Check list for the purchase contract

  • It should go without saying, but even so it's worth repeating: don't sign any contract which you haven't read yourself and completely understood. In the case of questions, turn to an attorney or the responsible notary.
  • Be on guard for possible traps. If, for example, it states that the keys are first handed over to you after you've made all instalment payments and paid for all special requests, in this way the seller has a way to put pressure on you.
  • Verbal promises might sound great, but afterwards they cannot, of course, be backed up with proof. Thus, trust only whatever is in the contracts or in other written documents. The notarised contract is always definitive, but such isn't the case for non-binding sales documents.

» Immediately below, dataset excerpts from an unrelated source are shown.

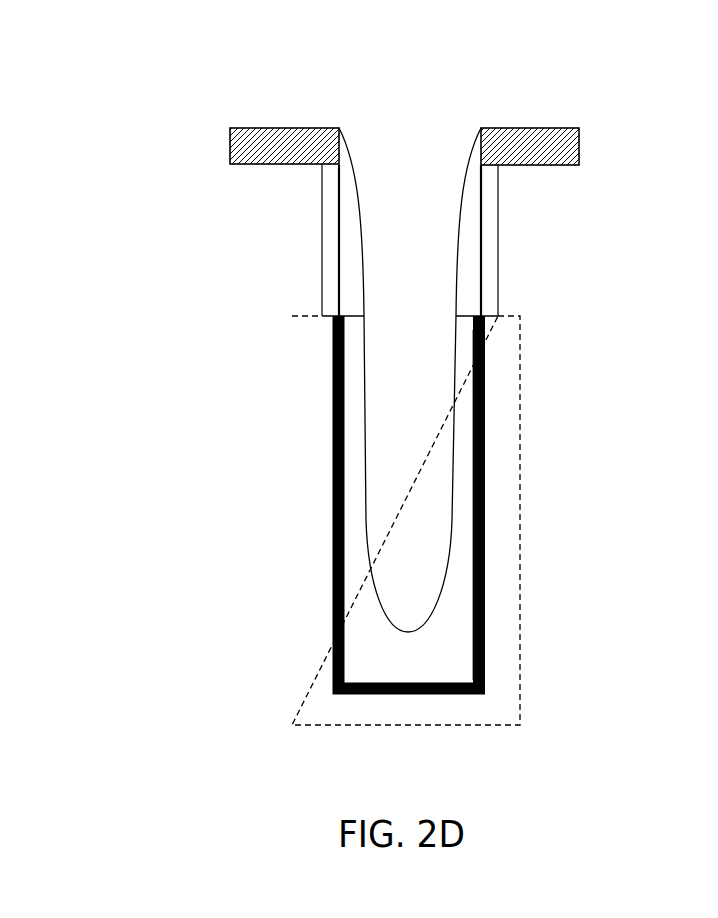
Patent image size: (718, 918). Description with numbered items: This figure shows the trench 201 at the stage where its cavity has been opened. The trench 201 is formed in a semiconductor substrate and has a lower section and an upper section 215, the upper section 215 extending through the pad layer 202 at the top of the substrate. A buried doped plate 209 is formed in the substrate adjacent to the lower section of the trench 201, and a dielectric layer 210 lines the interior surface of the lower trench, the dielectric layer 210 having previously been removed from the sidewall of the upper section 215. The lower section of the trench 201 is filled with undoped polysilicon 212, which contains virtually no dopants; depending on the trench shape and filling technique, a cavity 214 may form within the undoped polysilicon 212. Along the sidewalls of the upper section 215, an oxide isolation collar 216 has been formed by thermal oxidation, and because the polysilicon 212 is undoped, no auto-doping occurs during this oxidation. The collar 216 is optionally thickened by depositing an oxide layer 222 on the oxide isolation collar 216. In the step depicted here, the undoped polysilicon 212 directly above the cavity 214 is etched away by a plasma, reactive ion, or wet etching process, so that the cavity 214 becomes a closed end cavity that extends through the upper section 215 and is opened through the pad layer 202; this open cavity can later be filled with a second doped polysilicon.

The trench 201 is at (436, 86).
The pad layer 202 is at (280, 149).
The buried doped plate 209 is at (305, 510).
The dielectric layer 210 is at (487, 610).
The undoped polysilicon 212 is at (468, 428).
The cavity 214 is at (427, 473).
The upper section 215 is at (425, 252).
The oxide isolation collar 216 is at (327, 198).
The oxide layer 222 is at (347, 255).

  • Assure yourself that a fair payment plan is agreed. If you've already prepaid 30 or 40 per cent in advance or at the time of reserving the property, you're essentially acting as the bank for the construction project. It's better to do business on a step-by-step basis: when some money is paid, then the contractor provides some services.
  • Don't let yourself be put under time pressure. For a detailed examination of the documents and contract you should have at least two to three weeks.
  • Items which belong in the purchase contract include, above all: precise details concerning price, deadlines, an exact description of the property, payment conditions/due dates, provisions for taxes and fees, guarantees/warrantees, setting aside any possible real estate profit tax, condition at the time the property is handed over, and references to further documents (as part of the contract).
  • In the case of a condominium, besides the purchase contract, important documents include the condominium association's certificate of incorporation as well as the association rules and bylaws.